Textblocks are really supposed to be used in vertical mode, and a textblock forces a new paragraph if it starts in horizontal mode, so this is to some extent unsupported territory. The TeXnical reason (thinking about this briefly) is that the textblock
results in the ‘Line 2’ becoming separated, within the paragraph, from the ‘Line 1’ above it, so that TeX ‘forgets’ that it's in the middle of a paragraph, and so that has to add inter-paragraph spacing (ie, there isn't an upward vertical shift here, as much as a lack of the downward inter-paragraph space which TeX would otherwise add).

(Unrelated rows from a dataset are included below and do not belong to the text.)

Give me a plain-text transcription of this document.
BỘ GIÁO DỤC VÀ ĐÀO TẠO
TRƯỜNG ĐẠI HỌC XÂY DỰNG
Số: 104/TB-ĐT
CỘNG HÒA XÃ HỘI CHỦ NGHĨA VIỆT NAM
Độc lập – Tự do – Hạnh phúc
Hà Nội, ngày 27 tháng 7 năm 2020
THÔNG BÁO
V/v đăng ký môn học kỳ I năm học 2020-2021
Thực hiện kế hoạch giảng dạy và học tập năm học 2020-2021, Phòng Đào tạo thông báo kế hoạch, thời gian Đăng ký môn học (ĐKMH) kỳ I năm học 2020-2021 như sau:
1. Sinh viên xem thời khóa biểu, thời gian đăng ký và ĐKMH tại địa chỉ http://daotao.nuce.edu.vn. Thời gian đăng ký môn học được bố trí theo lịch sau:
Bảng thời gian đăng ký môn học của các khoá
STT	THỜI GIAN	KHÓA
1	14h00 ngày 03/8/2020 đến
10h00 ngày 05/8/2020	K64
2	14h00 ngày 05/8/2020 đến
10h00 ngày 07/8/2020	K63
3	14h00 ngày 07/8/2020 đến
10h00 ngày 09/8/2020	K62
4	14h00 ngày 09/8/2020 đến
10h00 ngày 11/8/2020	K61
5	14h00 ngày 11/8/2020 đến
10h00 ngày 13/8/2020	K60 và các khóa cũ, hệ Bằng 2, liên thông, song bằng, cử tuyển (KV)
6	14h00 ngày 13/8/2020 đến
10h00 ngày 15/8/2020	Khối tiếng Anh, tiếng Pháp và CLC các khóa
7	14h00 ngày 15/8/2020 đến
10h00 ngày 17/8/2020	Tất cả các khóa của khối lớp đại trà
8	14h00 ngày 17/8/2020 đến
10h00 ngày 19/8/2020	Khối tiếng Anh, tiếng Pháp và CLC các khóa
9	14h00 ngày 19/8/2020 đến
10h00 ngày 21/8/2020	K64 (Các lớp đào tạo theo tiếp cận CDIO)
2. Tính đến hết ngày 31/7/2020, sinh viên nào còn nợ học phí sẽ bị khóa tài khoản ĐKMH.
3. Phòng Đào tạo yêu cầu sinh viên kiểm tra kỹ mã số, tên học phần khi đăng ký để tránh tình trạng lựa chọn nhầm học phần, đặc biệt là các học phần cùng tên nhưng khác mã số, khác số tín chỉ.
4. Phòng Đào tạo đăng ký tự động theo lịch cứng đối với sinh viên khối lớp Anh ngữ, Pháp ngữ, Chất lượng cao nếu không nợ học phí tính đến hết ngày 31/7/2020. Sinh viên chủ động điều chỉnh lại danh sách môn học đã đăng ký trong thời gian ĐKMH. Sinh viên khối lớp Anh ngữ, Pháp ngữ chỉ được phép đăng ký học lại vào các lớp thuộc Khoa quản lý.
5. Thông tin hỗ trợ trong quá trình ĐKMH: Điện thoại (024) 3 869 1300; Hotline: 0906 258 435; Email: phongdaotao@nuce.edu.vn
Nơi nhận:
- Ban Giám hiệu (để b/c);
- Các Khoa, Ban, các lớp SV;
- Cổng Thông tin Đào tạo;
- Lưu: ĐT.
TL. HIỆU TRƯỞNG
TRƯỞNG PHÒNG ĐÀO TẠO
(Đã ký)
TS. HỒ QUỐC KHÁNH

However it wouldn’t be unreasonable in this situation, nor necessarily particularly hard, for textpos instead to adjust spacing and penalties so that a textblock in horizontal mode ends up acting more like a \par
(that would be me, editing it). That's not going to happen immediately, though.

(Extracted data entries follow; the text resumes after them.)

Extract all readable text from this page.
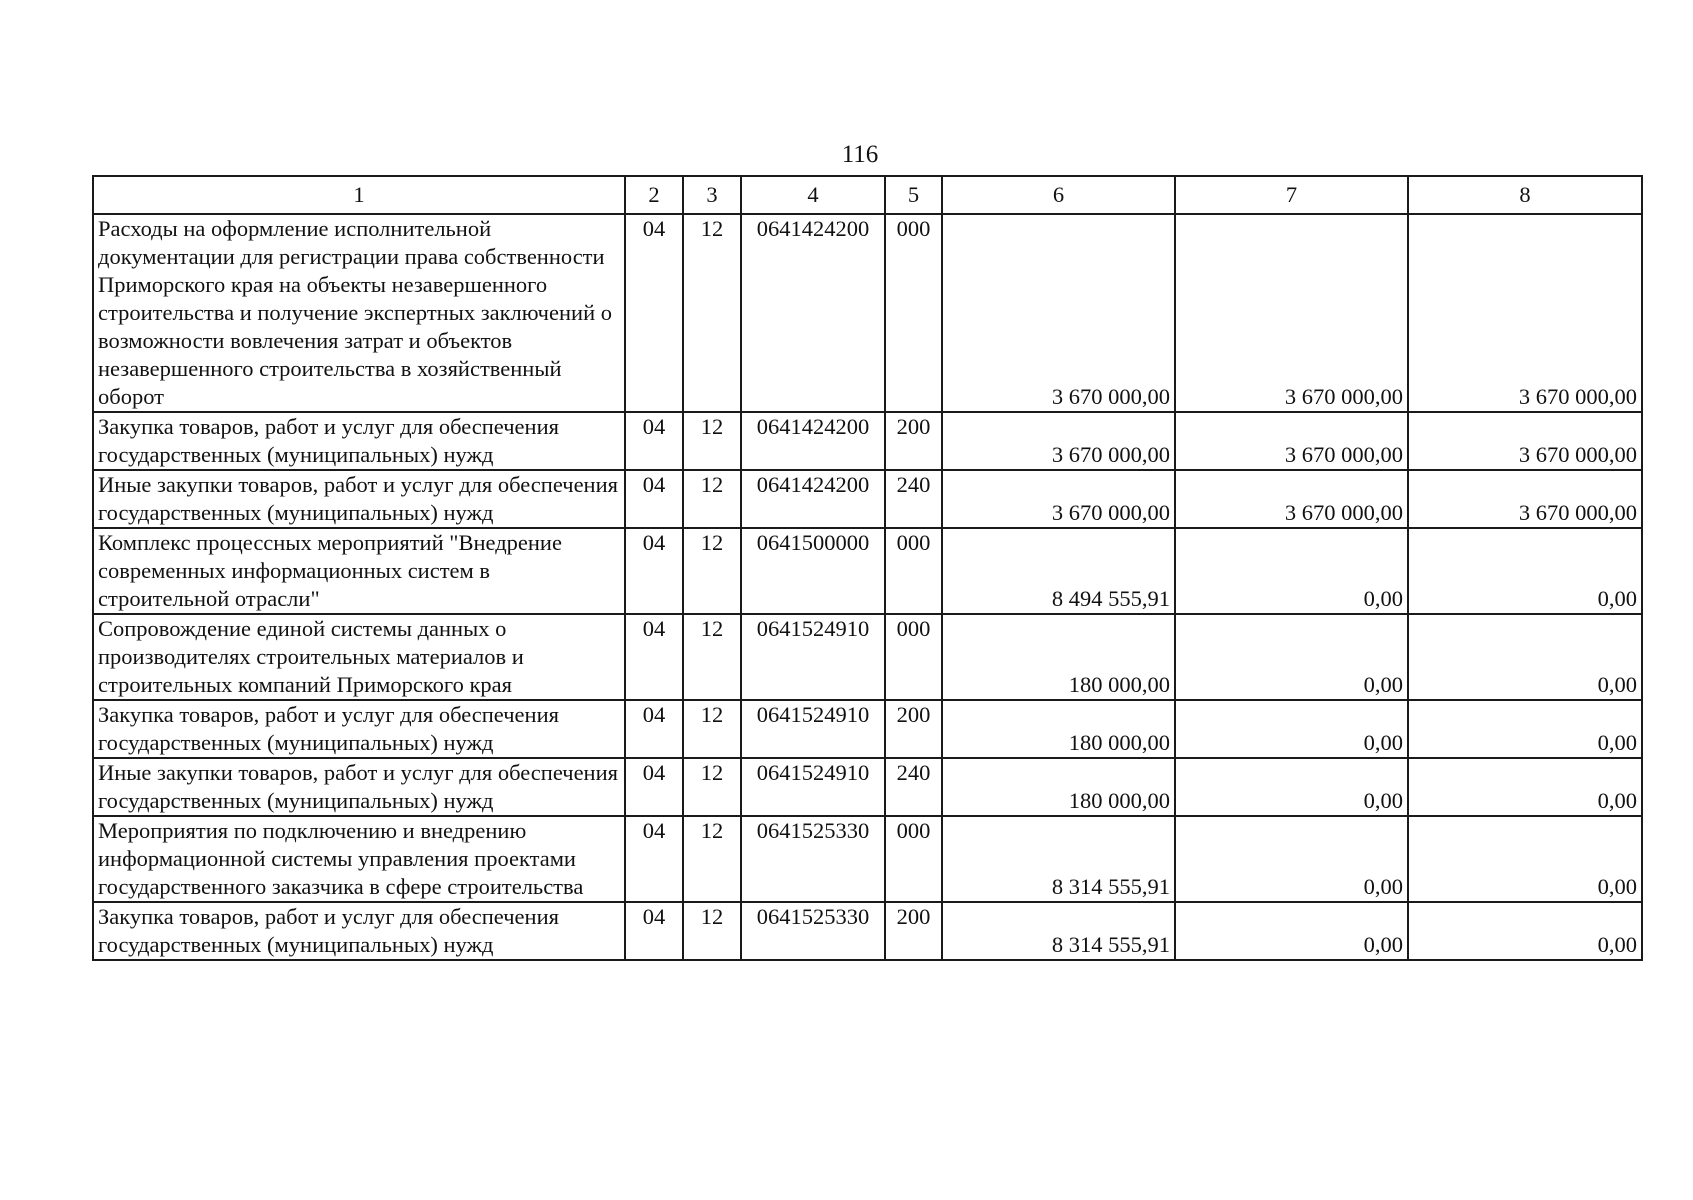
116
1	2	3	4	5	6	7	8
Расходы на оформление исполнительной документации для регистрации права собственности Приморского края на объекты незавершенного строительства и получение экспертных заключений о возможности вовлечения затрат и объектов незавершенного строительства в хозяйственный оборот	04	12	0641424200	000	3 670 000,00	3 670 000,00	3 670 000,00
Закупка товаров, работ и услуг для обеспечения государственных (муниципальных) нужд	04	12	0641424200	200	3 670 000,00	3 670 000,00	3 670 000,00
Иные закупки товаров, работ и услуг для обеспечения государственных (муниципальных) нужд	04	12	0641424200	240	3 670 000,00	3 670 000,00	3 670 000,00
Комплекс процессных мероприятий "Внедрение современных информационных систем в строительной отрасли"	04	12	0641500000	000	8 494 555,91	0,00	0,00
Сопровождение единой системы данных о производителях строительных материалов и строительных компаний Приморского края	04	12	0641524910	000	180 000,00	0,00	0,00
Закупка товаров, работ и услуг для обеспечения государственных (муниципальных) нужд	04	12	0641524910	200	180 000,00	0,00	0,00
Иные закупки товаров, работ и услуг для обеспечения государственных (муниципальных) нужд	04	12	0641524910	240	180 000,00	0,00	0,00
Мероприятия по подключению и внедрению информационной системы управления проектами государственного заказчика в сфере строительства	04	12	0641525330	000	8 314 555,91	0,00	0,00
Закупка товаров, работ и услуг для обеспечения государственных (муниципальных) нужд	04	12	0641525330	200	8 314 555,91	0,00	0,00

The most robust solution in this case, though, and with the current version of textpos, would be to move the textblock, somehow/somewhere, so that it ends up between paragraphs. It'll be happier there! In the beamer context (though I don't have much experience with beamer), it might be that putting the textblock (or textblocks?) all together at the beginning of the frame, might be worth a look.
I've added an issue in the repo. Thanks for reporting this.
Edit: clarified 'wouldn't be unreasonable' remark.